Как и Лейбниц, Ломоносов в «Предисловии…» соотносит судьбу «природного языка» со «славой всего народа», уточняя, что речь идет о «великих делах Петрова и Елисаветина веку» (Ломоносов, VII, 591–592). В «Необязательных размышлениях…» Лейбниц прославляет «великие ниспосланные господом победы» («große von Gott verliehene Siege» – Leibniz 1983, 6) немцев, в том числе победы над турками, как символический аналог их культурных свершений. Сходная аналогия лежала в подтексте шуваловского письма к Вольтеру. В 1761 г. чуткий к настроениям фаворита Вольтер намеревался адресовать ему такой комплимент: «<…> у вас уже давно существуют там научные учреждения и великолепные театры, а наряду с этим воины ваши снискивают себе славу на берегах Одера и Эльбы» (ЛН 1937, 28). Как и у Лейбница, в письме Шувалова успехи языка выступают свидетельствами «добродетели» и «чести нации». И у Ломоносова, и у Лейбница причастность «природного языка» к священной традиции, воплощенная в библейских переводах, подкрепляет сакральный статус национальной империи. Сходным образом Тредиаковский в посвященном Воронцову «Слове о богатом, различном, искусном и несхотственном витийстве» (1745) утверждал, что Елизавета «не хочет другаго языка, кроме того, которым <…> Богу благочестивейшая молится, Закон христианнейшая защищает, Веру православнейшая исповедует <…> Славу своея Империи достойнешая расширяет» (Тредиаковский 1849, 581). Лейбниц, усматривавший «героическое и вергилианское величие» в языке немецкой Библии, и Ломоносов, заявлявший о преемственности «славенской» книжности по отношению к «древним Гомерам, Пиндарам» (Ломоносов, VII, 587), равно усваивали язык священных текстов политической апологетике «в неоклассическом и имперском духе» (Пиккио 1992, 147).

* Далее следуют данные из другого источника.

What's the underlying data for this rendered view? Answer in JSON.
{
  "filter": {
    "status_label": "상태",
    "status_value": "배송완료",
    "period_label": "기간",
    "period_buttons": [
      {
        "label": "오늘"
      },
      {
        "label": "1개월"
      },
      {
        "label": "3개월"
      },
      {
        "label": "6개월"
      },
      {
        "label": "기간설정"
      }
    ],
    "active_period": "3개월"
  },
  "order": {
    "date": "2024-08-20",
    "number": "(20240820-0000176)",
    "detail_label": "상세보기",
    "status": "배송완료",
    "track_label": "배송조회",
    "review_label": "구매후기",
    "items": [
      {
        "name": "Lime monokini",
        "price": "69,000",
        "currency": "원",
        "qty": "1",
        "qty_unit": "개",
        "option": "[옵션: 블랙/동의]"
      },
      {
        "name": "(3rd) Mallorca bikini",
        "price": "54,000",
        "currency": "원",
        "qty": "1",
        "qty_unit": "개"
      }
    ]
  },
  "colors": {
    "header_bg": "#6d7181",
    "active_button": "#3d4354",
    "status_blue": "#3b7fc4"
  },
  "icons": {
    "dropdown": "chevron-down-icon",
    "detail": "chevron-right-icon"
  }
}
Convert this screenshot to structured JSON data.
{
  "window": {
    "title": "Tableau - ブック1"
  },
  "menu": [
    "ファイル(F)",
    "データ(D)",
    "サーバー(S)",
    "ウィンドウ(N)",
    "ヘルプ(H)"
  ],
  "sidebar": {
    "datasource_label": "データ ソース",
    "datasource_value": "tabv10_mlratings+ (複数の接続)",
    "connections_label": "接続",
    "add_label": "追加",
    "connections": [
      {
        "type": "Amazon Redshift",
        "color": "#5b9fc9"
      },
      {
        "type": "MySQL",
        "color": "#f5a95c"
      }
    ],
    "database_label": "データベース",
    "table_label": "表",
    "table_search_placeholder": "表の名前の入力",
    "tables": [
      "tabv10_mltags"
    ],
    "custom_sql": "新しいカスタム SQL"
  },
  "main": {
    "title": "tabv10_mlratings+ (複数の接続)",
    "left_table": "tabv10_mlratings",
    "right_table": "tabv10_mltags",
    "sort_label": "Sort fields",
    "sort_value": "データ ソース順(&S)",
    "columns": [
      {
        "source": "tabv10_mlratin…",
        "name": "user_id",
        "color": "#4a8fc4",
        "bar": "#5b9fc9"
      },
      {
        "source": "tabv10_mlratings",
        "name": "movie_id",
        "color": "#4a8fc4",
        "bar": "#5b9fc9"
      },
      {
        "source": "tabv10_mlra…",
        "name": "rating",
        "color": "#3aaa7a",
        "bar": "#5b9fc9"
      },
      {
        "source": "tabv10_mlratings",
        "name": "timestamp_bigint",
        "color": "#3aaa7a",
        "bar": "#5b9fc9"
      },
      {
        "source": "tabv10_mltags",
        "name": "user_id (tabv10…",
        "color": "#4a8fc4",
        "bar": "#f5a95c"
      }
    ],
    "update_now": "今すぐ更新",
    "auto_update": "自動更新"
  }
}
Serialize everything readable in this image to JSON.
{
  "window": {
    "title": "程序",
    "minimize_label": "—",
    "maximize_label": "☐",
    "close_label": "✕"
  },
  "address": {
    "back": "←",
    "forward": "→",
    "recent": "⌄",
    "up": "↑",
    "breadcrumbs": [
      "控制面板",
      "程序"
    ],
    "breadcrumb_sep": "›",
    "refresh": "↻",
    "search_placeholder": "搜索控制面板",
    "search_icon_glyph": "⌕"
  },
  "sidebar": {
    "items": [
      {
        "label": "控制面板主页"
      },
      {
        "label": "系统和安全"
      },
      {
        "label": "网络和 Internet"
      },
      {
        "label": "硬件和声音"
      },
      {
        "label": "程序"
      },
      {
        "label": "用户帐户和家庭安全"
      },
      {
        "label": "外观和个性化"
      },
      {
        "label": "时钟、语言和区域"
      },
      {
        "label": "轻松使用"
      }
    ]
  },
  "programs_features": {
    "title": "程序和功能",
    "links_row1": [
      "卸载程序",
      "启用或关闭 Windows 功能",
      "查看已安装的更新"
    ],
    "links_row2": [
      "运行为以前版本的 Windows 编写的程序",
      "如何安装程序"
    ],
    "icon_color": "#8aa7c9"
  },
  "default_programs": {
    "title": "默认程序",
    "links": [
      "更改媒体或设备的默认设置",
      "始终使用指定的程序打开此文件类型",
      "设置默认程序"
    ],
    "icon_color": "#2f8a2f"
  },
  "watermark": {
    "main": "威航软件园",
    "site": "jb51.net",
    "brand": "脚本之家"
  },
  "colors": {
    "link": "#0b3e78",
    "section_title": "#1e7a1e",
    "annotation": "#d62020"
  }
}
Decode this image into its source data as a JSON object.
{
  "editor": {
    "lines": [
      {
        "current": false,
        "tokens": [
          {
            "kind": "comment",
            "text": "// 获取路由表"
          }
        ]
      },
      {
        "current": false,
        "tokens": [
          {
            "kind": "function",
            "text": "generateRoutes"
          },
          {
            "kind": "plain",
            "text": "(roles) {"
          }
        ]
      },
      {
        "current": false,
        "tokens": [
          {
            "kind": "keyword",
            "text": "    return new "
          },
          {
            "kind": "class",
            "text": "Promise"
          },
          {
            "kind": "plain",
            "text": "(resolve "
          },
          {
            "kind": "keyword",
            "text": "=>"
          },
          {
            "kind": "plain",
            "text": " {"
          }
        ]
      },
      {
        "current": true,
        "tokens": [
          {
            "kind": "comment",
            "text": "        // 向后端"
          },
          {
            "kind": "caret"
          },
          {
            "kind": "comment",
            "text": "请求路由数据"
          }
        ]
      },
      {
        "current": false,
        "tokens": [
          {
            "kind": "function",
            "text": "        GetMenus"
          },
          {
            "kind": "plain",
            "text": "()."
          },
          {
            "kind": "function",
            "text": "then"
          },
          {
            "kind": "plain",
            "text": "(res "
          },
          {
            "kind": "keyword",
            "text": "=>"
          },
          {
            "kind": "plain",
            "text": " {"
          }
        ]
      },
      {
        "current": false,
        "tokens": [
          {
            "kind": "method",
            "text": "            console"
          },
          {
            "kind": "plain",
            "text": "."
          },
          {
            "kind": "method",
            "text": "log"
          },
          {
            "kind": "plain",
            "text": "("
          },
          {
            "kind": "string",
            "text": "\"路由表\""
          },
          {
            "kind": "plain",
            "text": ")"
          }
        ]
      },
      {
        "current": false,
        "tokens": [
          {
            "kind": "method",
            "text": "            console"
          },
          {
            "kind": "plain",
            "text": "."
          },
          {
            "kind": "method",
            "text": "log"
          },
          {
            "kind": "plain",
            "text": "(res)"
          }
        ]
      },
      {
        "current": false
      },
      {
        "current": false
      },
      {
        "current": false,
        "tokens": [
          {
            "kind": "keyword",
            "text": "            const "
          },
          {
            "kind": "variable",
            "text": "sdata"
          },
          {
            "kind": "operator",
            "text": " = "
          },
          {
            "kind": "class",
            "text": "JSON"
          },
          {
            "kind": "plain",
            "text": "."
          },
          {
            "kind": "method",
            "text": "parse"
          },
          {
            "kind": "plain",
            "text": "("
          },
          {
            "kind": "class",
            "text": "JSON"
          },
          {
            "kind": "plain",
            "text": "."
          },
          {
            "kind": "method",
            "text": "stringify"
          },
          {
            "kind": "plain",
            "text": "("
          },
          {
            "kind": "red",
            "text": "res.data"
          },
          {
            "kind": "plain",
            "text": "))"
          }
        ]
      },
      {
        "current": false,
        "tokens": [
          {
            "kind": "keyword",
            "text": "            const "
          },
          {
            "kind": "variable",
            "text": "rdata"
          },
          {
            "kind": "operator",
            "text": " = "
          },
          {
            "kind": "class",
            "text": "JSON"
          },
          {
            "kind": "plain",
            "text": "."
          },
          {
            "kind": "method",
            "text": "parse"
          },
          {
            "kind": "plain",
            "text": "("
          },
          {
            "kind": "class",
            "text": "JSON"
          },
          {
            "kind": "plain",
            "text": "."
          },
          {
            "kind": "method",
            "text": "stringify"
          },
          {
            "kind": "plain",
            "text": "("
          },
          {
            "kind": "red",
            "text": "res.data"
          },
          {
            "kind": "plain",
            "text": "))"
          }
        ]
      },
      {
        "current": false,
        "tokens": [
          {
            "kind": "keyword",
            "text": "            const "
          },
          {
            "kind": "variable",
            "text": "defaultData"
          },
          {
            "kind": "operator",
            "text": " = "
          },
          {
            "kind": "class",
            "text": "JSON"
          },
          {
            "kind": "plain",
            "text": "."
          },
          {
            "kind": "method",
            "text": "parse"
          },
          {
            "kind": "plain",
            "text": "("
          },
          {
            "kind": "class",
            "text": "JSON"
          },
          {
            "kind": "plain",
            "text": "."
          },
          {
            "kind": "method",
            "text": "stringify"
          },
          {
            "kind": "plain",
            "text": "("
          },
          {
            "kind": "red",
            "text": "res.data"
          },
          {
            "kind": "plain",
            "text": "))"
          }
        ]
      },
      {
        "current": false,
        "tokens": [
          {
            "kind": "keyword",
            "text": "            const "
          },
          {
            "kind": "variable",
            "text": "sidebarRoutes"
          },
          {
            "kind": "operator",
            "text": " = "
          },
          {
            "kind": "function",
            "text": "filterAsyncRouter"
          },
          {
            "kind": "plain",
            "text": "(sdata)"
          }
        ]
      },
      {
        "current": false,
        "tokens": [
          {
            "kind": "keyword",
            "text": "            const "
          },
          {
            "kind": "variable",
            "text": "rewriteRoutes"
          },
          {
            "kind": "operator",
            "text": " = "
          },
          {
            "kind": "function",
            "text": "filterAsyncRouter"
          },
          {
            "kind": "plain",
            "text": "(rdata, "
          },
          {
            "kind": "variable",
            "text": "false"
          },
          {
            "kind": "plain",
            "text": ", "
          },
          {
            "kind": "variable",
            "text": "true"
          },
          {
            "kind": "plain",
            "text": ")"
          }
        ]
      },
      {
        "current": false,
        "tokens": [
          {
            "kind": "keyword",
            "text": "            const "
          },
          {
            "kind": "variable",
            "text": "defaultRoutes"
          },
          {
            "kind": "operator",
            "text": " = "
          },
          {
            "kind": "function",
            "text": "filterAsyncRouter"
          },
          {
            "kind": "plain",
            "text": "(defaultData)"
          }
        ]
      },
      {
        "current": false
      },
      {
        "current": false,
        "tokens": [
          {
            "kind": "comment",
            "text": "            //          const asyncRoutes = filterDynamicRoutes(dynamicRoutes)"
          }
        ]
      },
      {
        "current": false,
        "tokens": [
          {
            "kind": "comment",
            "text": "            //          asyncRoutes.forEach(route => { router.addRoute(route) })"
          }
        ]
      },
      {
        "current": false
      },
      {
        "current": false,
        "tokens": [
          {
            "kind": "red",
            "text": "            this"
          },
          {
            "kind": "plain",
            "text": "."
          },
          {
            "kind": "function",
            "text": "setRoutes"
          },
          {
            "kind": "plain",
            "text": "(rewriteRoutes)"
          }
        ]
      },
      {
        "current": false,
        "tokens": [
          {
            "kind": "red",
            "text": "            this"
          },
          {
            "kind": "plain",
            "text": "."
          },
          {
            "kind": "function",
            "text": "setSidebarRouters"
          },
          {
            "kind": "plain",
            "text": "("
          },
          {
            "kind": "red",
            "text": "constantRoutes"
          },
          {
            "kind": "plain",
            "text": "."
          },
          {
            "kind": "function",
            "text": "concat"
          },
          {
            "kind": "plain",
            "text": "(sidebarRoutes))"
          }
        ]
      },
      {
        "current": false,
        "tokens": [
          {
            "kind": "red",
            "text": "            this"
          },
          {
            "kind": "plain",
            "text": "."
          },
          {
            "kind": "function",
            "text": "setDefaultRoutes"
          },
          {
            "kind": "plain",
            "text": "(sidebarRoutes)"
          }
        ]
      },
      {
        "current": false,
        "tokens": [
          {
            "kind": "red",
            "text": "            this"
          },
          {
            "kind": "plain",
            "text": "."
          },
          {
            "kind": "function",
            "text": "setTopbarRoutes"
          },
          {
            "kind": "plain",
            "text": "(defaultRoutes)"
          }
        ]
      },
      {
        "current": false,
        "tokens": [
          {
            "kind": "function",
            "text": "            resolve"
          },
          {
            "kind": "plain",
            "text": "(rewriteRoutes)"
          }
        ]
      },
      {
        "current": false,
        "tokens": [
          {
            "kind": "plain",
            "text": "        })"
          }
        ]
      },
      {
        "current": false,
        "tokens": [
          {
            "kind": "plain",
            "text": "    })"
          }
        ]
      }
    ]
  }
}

Не только идеология, но и медиальная организация торжественной оды, ее «речевая установка» (Тынянов 1977), определяется в «Предисловии…» символической конструкцией империи. Необходимость славянизмов для одического поэта Ломоносов объясняет так:

По важности освященного места церкви божией и для древности чувствуем в себе к славенскому языку некоторое особливое почитание, чем великолепные сочинитель мысли сугубо возвысит (Ломоносов, VII, 591).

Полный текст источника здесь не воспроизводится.